O'Doherty attempted to use his contacts in London to secure himself a role as a courtier which would have given him much greater influence, and sought a position in the household of Henry, Prince of Wales.
Unknown to him, the very day that he began his rising the London government had approved his request to join the Prince of Wales, and had generally sided with him against the Dublin administration.
[citation needed] Although the garrison numbered somewhere as high as a hundred soldiers, with many other men among the civilian population who could bear arms, they were completely taken by surprise as no sentries had been posted.
News of the fall of Derry caused alarm in Dublin, partly because the Irish Army was very small at the time and it was not prepared to respond to the northern uprising.
Paulet was widely blamed for the defeat as he was disliked by his soldiers and settlers, had antagonized local inhabitants such as O'Doherty and had not taken basic military preparations such as posting a night watch.

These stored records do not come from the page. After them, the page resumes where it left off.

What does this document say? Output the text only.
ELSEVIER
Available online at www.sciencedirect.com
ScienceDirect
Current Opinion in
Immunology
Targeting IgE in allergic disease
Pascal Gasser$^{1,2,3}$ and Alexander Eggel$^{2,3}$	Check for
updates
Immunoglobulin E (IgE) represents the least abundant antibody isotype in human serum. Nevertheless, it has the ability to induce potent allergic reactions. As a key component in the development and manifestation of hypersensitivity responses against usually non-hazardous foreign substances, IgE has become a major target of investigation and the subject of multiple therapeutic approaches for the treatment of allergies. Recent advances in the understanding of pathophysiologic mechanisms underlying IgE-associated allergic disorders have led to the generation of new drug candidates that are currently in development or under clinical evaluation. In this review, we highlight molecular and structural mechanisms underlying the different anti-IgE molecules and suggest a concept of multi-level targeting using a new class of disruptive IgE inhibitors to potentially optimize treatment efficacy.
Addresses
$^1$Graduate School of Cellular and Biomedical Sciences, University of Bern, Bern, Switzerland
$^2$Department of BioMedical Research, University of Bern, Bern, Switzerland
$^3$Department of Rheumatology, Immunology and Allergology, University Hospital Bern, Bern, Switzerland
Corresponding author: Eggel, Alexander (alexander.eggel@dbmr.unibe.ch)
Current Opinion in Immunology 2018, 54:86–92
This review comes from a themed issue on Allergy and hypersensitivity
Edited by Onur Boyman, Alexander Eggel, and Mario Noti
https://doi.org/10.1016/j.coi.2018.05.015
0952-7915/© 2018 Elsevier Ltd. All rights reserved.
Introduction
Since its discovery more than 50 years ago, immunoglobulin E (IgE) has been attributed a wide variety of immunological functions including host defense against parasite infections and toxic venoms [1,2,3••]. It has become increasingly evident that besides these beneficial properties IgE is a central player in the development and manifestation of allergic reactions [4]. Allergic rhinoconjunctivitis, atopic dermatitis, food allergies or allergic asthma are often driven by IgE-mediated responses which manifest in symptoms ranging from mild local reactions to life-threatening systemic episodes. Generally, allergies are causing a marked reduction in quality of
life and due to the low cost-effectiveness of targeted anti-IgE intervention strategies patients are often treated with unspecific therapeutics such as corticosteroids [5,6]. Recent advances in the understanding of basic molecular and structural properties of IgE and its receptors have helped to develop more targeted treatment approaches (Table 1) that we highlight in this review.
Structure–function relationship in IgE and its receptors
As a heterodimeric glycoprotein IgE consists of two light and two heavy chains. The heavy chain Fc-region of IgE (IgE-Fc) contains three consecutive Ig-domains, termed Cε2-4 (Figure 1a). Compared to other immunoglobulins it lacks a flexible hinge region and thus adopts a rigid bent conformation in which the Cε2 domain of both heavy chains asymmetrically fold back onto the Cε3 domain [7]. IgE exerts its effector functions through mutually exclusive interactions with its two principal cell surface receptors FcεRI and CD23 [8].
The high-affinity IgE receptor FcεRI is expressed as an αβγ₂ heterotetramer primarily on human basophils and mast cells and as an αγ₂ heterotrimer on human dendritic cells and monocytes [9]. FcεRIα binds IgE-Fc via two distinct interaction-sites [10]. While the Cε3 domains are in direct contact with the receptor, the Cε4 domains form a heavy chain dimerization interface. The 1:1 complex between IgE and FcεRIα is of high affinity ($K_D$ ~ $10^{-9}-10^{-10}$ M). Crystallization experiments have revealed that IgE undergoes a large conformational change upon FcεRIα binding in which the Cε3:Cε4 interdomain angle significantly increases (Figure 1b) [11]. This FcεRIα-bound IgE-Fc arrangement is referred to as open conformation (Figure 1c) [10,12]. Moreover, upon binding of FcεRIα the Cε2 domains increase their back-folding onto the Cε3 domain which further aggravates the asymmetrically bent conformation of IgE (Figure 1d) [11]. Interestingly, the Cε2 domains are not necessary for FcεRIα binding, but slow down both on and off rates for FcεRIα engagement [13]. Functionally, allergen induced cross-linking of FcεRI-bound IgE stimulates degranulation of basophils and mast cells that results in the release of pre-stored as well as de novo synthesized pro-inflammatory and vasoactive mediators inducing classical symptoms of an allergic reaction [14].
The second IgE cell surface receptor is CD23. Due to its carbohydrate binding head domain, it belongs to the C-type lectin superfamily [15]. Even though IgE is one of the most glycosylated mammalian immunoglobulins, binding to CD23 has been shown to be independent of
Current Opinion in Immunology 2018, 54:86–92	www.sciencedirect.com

O'Doherty possibly hoped that he would be offered a settlement by the government, as had happened during rebellions over previous decades, rather than risking a long and expensive war.
This prospect was dashed by the quick response of Sir Arthur Chichester in Dublin who oversaw the dispatch of what reinforcements he could spare northwards and the raising of loyal Gaelic forces.
[13] One consequence of the rising was a major change in the planned Ulster Plantation, which had previously been intended to involve a few limited settlements, alongside a re-sharing of the lands among the loyalist Gaelic leaders.
However, after O'Doherty's attack on Derry, the government no longer trusted many of the Gaelic leaders, even those who had not risen in revolt, and brought in a more ambitious scheme of importing large numbers of English and Scottish settlers.